Il ne faut pas croire que ces critiques sont purement contemporaines. En 1817, Stendhal se plaignait de comment la croissance du tourisme faisait d’une ville « rien de mieux qu’un vaste musée plein de touristes étrangers » (3). De même, John Locke était d’avis que le voyage était de peu de valeur, et même parfois dangereux. N’empêche que le tourisme a énormément évolué depuis les Grands Tours auxquels s’adonnaient autrefois la noblesse et la grande bourgeoisie européennes, et ce particulièrement depuis la Seconde Guerre mondiale. Les avancées technologiques dans le transport et le développement de la classe moyenne ont, depuis cette époque, permis au tourisme de croître à un rythme deux fois plus rapide que le reste de l’économie, en faisant un produit de masse, une commodité accessible (3). Dans les dernières années, la croissance des compagnies aériennes à bas prix comme Ryan Air ou Nok Air a permis à davantage de gens d’accéder à encore plus de destinations. Seulement depuis 1995, le nombre de touristes par arrivée a presque triplé, passant de 532 millions à 1,44 milliard de personnes en 2018 (4). Et avec le développement de la classe moyenne dans des pays comme la Chine, l’Inde ou le Nigéria, ce chiffre ne semble pas près de descendre (5).
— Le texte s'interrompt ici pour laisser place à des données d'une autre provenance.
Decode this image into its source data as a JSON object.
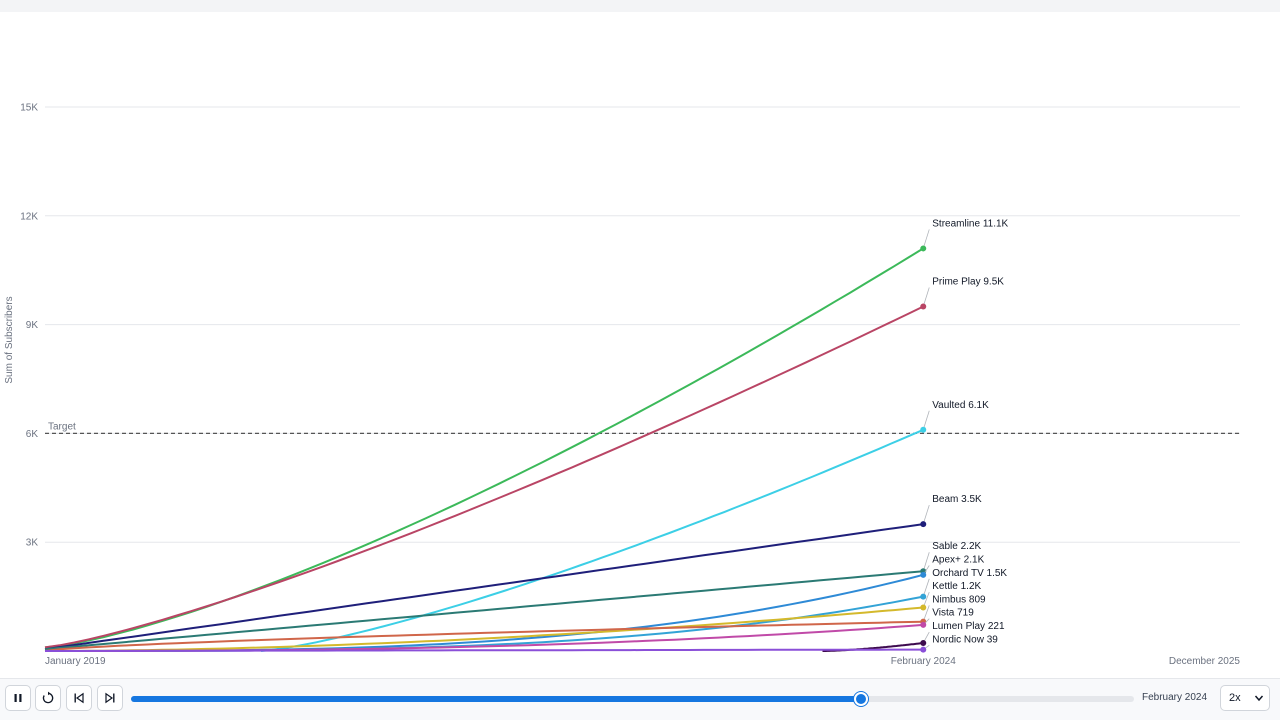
{
  "chart_data": {
    "type": "line",
    "ylabel": "Sum of Subscribers",
    "ylim": [
      0,
      15000
    ],
    "yticks": [
      3000,
      6000,
      9000,
      12000,
      15000
    ],
    "ytick_labels": [
      "3K",
      "6K",
      "9K",
      "12K",
      "15K"
    ],
    "x_range": [
      "January 2019",
      "December 2025"
    ],
    "x_ticks": [
      "January 2019",
      "February 2024",
      "December 2025"
    ],
    "current_date": "February 2024",
    "reference_line": {
      "label": "Target",
      "value": 6000,
      "style": "dashed"
    },
    "grid": true,
    "series": [
      {
        "name": "Streamline",
        "color": "#3cb95a",
        "start": "January 2019",
        "start_value": 100,
        "end_value": 11100,
        "end_label": "11.1K",
        "curve": 1.35
      },
      {
        "name": "Prime Play",
        "color": "#b94565",
        "start": "January 2019",
        "start_value": 100,
        "end_value": 9500,
        "end_label": "9.5K",
        "curve": 1.25
      },
      {
        "name": "Vaulted",
        "color": "#3ccfe6",
        "start": "April 2020",
        "start_value": 0,
        "end_value": 6100,
        "end_label": "6.1K",
        "curve": 1.3
      },
      {
        "name": "Beam",
        "color": "#1f1f7a",
        "start": "January 2019",
        "start_value": 50,
        "end_value": 3500,
        "end_label": "3.5K",
        "curve": 1.0
      },
      {
        "name": "Sable",
        "color": "#2b7a74",
        "start": "January 2019",
        "start_value": 50,
        "end_value": 2200,
        "end_label": "2.2K",
        "curve": 1.0
      },
      {
        "name": "Apex+",
        "color": "#2e8ad6",
        "start": "January 2019",
        "start_value": 0,
        "end_value": 2100,
        "end_label": "2.1K",
        "curve": 3.0
      },
      {
        "name": "Orchard TV",
        "color": "#33a3d6",
        "start": "January 2019",
        "start_value": 0,
        "end_value": 1500,
        "end_label": "1.5K",
        "curve": 3.2
      },
      {
        "name": "Kettle",
        "color": "#d4b92c",
        "start": "January 2019",
        "start_value": 0,
        "end_value": 1200,
        "end_label": "1.2K",
        "curve": 1.8
      },
      {
        "name": "Nimbus",
        "color": "#d0664a",
        "start": "January 2019",
        "start_value": 0,
        "end_value": 809,
        "end_label": "809",
        "curve": 0.7
      },
      {
        "name": "Vista",
        "color": "#c04aa8",
        "start": "January 2019",
        "start_value": 0,
        "end_value": 719,
        "end_label": "719",
        "curve": 2.5
      },
      {
        "name": "Lumen Play",
        "color": "#3d0a4e",
        "start": "July 2023",
        "start_value": 0,
        "end_value": 221,
        "end_label": "221",
        "curve": 1.5
      },
      {
        "name": "Nordic Now",
        "color": "#8a4fd8",
        "start": "January 2019",
        "start_value": 0,
        "end_value": 39,
        "end_label": "39",
        "curve": 1.0
      }
    ]
  },
  "controls": {
    "play_pause_icon": "pause-icon",
    "replay_icon": "replay-icon",
    "prev_icon": "skip-back-icon",
    "next_icon": "skip-forward-icon",
    "slider_progress": 0.728,
    "date_label": "February 2024",
    "speed_value": "2x",
    "speed_options": [
      "2x"
    ]
  }
}
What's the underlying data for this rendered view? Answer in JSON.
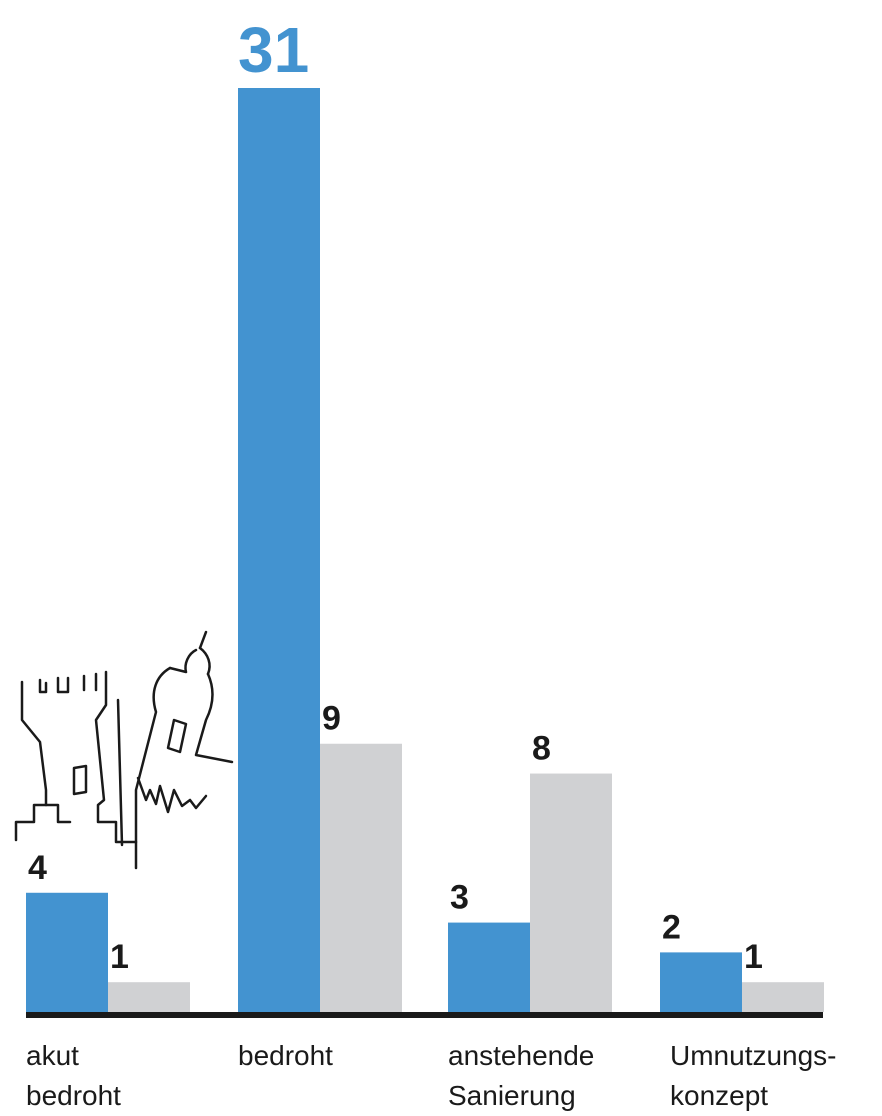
{
  "chart_data": {
    "type": "bar",
    "categories": [
      [
        "akut",
        "bedroht"
      ],
      [
        "bedroht"
      ],
      [
        "anstehende",
        "Sanierung"
      ],
      [
        "Umnutzungs-",
        "konzept"
      ]
    ],
    "series": [
      {
        "values": [
          4,
          31,
          3,
          2
        ],
        "color": "#4393d0"
      },
      {
        "values": [
          1,
          9,
          8,
          1
        ],
        "color": "#d0d1d3"
      }
    ],
    "ylim": [
      0,
      31
    ],
    "grid": false,
    "legend": "none",
    "baseline_color": "#1a1a1a",
    "highlight_label_color": "#4393d0",
    "label_color": "#1a1a1a"
  },
  "icons": {
    "illustration": "ruined-castle-and-leaning-tower-icon"
  }
}
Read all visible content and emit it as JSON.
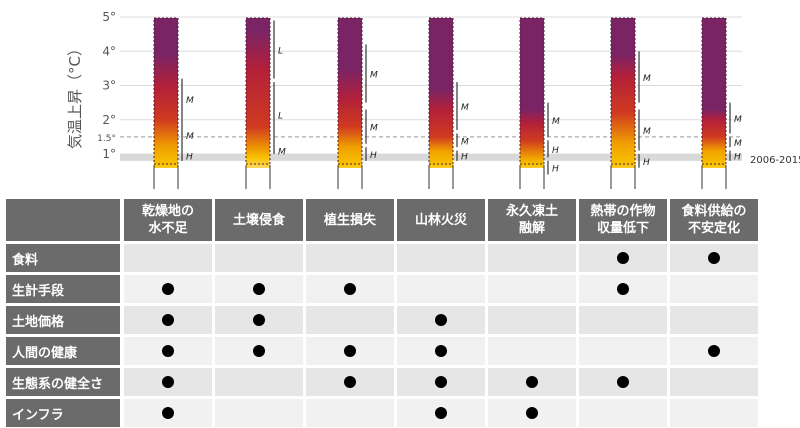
{
  "chart_data": {
    "type": "table",
    "axis": {
      "ylabel": "気温上昇（°C）",
      "ticks": [
        "5°",
        "4°",
        "3°",
        "2°",
        "1.5°",
        "1°"
      ],
      "tick_values": [
        5,
        4,
        3,
        2,
        1.5,
        1
      ],
      "ylim": [
        0.5,
        5
      ],
      "reference_band": {
        "label": "2006-2015",
        "from": 0.8,
        "to": 1.0
      },
      "dashed_line_value": 1.5
    },
    "colors": {
      "low": "#f8c200",
      "mid_low": "#f0a000",
      "mid": "#d03a20",
      "high": "#b2203a",
      "top": "#7a2466",
      "band": "#d9d9d9",
      "header_bg": "#6b6b6b",
      "row_a": "#e6e6e6",
      "row_b": "#f1f1f1"
    },
    "columns": [
      {
        "label": "乾燥地の\n水不足",
        "gradient": [
          [
            0.7,
            0
          ],
          [
            1.2,
            1
          ],
          [
            2.0,
            2
          ],
          [
            3.0,
            3
          ],
          [
            3.9,
            4
          ]
        ],
        "brackets": [
          {
            "from": 0.8,
            "to": 1.1,
            "label": "H"
          },
          {
            "from": 1.1,
            "to": 2.0,
            "label": "M"
          },
          {
            "from": 2.0,
            "to": 3.2,
            "label": "M"
          }
        ]
      },
      {
        "label": "土壌侵食",
        "gradient": [
          [
            0.9,
            0
          ],
          [
            1.1,
            1
          ],
          [
            1.8,
            2
          ],
          [
            3.5,
            3
          ],
          [
            4.6,
            4
          ]
        ],
        "brackets": [
          {
            "from": 1.0,
            "to": 1.2,
            "label": "M"
          },
          {
            "from": 1.2,
            "to": 3.1,
            "label": "L"
          },
          {
            "from": 3.2,
            "to": 4.9,
            "label": "L"
          }
        ]
      },
      {
        "label": "植生損失",
        "gradient": [
          [
            0.7,
            0
          ],
          [
            1.2,
            1
          ],
          [
            1.8,
            2
          ],
          [
            2.6,
            3
          ],
          [
            3.5,
            4
          ]
        ],
        "brackets": [
          {
            "from": 0.8,
            "to": 1.2,
            "label": "H"
          },
          {
            "from": 1.3,
            "to": 2.3,
            "label": "M"
          },
          {
            "from": 2.5,
            "to": 4.2,
            "label": "M"
          }
        ]
      },
      {
        "label": "山林火災",
        "gradient": [
          [
            0.7,
            0
          ],
          [
            1.1,
            1
          ],
          [
            1.5,
            2
          ],
          [
            2.3,
            3
          ],
          [
            2.9,
            4
          ]
        ],
        "brackets": [
          {
            "from": 0.8,
            "to": 1.1,
            "label": "H"
          },
          {
            "from": 1.2,
            "to": 1.6,
            "label": "M"
          },
          {
            "from": 1.7,
            "to": 3.1,
            "label": "M"
          }
        ]
      },
      {
        "label": "永久凍土\n融解",
        "gradient": [
          [
            0.7,
            0
          ],
          [
            0.9,
            1
          ],
          [
            1.4,
            2
          ],
          [
            1.9,
            3
          ],
          [
            2.3,
            4
          ]
        ],
        "brackets": [
          {
            "from": 0.4,
            "to": 0.8,
            "label": "H"
          },
          {
            "from": 0.9,
            "to": 1.4,
            "label": "H"
          },
          {
            "from": 1.5,
            "to": 2.5,
            "label": "M"
          }
        ]
      },
      {
        "label": "熱帯の作物\n収量低下",
        "gradient": [
          [
            0.7,
            0
          ],
          [
            1.3,
            1
          ],
          [
            2.2,
            2
          ],
          [
            3.3,
            3
          ],
          [
            3.9,
            4
          ]
        ],
        "brackets": [
          {
            "from": 0.6,
            "to": 1.0,
            "label": "H"
          },
          {
            "from": 1.1,
            "to": 2.3,
            "label": "M"
          },
          {
            "from": 2.5,
            "to": 4.0,
            "label": "M"
          }
        ]
      },
      {
        "label": "食料供給の\n不安定化",
        "gradient": [
          [
            0.7,
            0
          ],
          [
            1.1,
            1
          ],
          [
            1.5,
            2
          ],
          [
            2.0,
            3
          ],
          [
            2.3,
            4
          ]
        ],
        "brackets": [
          {
            "from": 0.8,
            "to": 1.1,
            "label": "H"
          },
          {
            "from": 1.2,
            "to": 1.5,
            "label": "M"
          },
          {
            "from": 1.6,
            "to": 2.5,
            "label": "M"
          }
        ]
      }
    ],
    "rows": [
      {
        "label": "食料",
        "marks": [
          false,
          false,
          false,
          false,
          false,
          true,
          true
        ]
      },
      {
        "label": "生計手段",
        "marks": [
          true,
          true,
          true,
          false,
          false,
          true,
          false
        ]
      },
      {
        "label": "土地価格",
        "marks": [
          true,
          true,
          false,
          true,
          false,
          false,
          false
        ]
      },
      {
        "label": "人間の健康",
        "marks": [
          true,
          true,
          true,
          true,
          false,
          false,
          true
        ]
      },
      {
        "label": "生態系の健全さ",
        "marks": [
          true,
          false,
          true,
          true,
          true,
          true,
          false
        ]
      },
      {
        "label": "インフラ",
        "marks": [
          true,
          false,
          false,
          true,
          true,
          false,
          false
        ]
      }
    ]
  }
}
Devant ce phénomène, les populations des grandes destinations d’Europe de l’Ouest s’insurgent de plus en plus contre ce qu’elles perçoivent comme une perte de leur identité, une réduction de leur qualité de vie et un manque à gagner en termes de répartition des gains liés à cette industrie. Ceux qui ont visité Barcelone dans les dernières années – ou n’importe quelle autre destination européenne victime de surtourisme – ont probablement vu un ou deux graffitis scandant: « Tourists go home! » Certains se rappelleront peut-être cette large vague de manifestations anti-tourisme qui, en 2017, a fait se soulever les populations de quelques-unes des villes les plus populaires d’Europe, notamment Barcelone, Venise et Dubrovnik. Une des plus importantes revendications de ces manifestants était la restriction de l’accessibilité de plateformes comme Airbnb, dont l’effet délétère sur les marchés locaux d’habitation se fait aussi sentir à Montréal (6). S’ajoutent à cela, entre autres, les immenses bateaux de croisière qui perturbent les paysages des grandes villes côtières d’Europe, l’effet du tourisme sur les commerces et la culture locale, ainsi que les problèmes environnementaux globaux et locaux liés à l’industrie. Qu’on se rappelle notre extase à la vue de ces images parfois truquées d’animaux profitant de l’accalmie de certaines grandes villes durant la pandémie. Même l’Everest, saturé de voyageurs prêts à braver la montagne et les millions de tonnes de déchets qui la couvrent, ou encore le Machu Picchu, quoique perché dans les Andes péruviennes, n’échappent pas à ce phénomène.


Toujours plus loin


Outre le tourisme plus traditionnel, nombreux sont ceux qui voyagent dans le but d’explorer des endroits reculés, de découvrir des recoins sombres du monde, souvent pour échapper aux phénomènes liés au tourisme de masse. Un point de départ intéressant pour décrire le motif derrière cette impulsion se trouve chez Carl Jung, psychiatre suisse. Dans son autobiographie, alors qu’il raconte un épisode de son voyage au Kenya lors duquel il marche seul dans la savane, il explique comment l’humain, par ce genre d’exploration, effectue un acte qui s’apparente à une seconde création. Il critique ainsi ceux qui ravalent la vie au rang de mécanisme d’horlogerie prévu par une création unique. Il dit :


« Maintenant […] je savais […] que l’homme est indispensable à la perfection de la création, que, plus encore, il est lui-même le second créateur du monde; l’homme lui donne pour la première fois l’être objectif […]. La conscience humaine, la première, a créé l’existence objective et la signification et c’est ainsi que l’homme a trouvé sa place indispensable dans le processus de l’être » (7).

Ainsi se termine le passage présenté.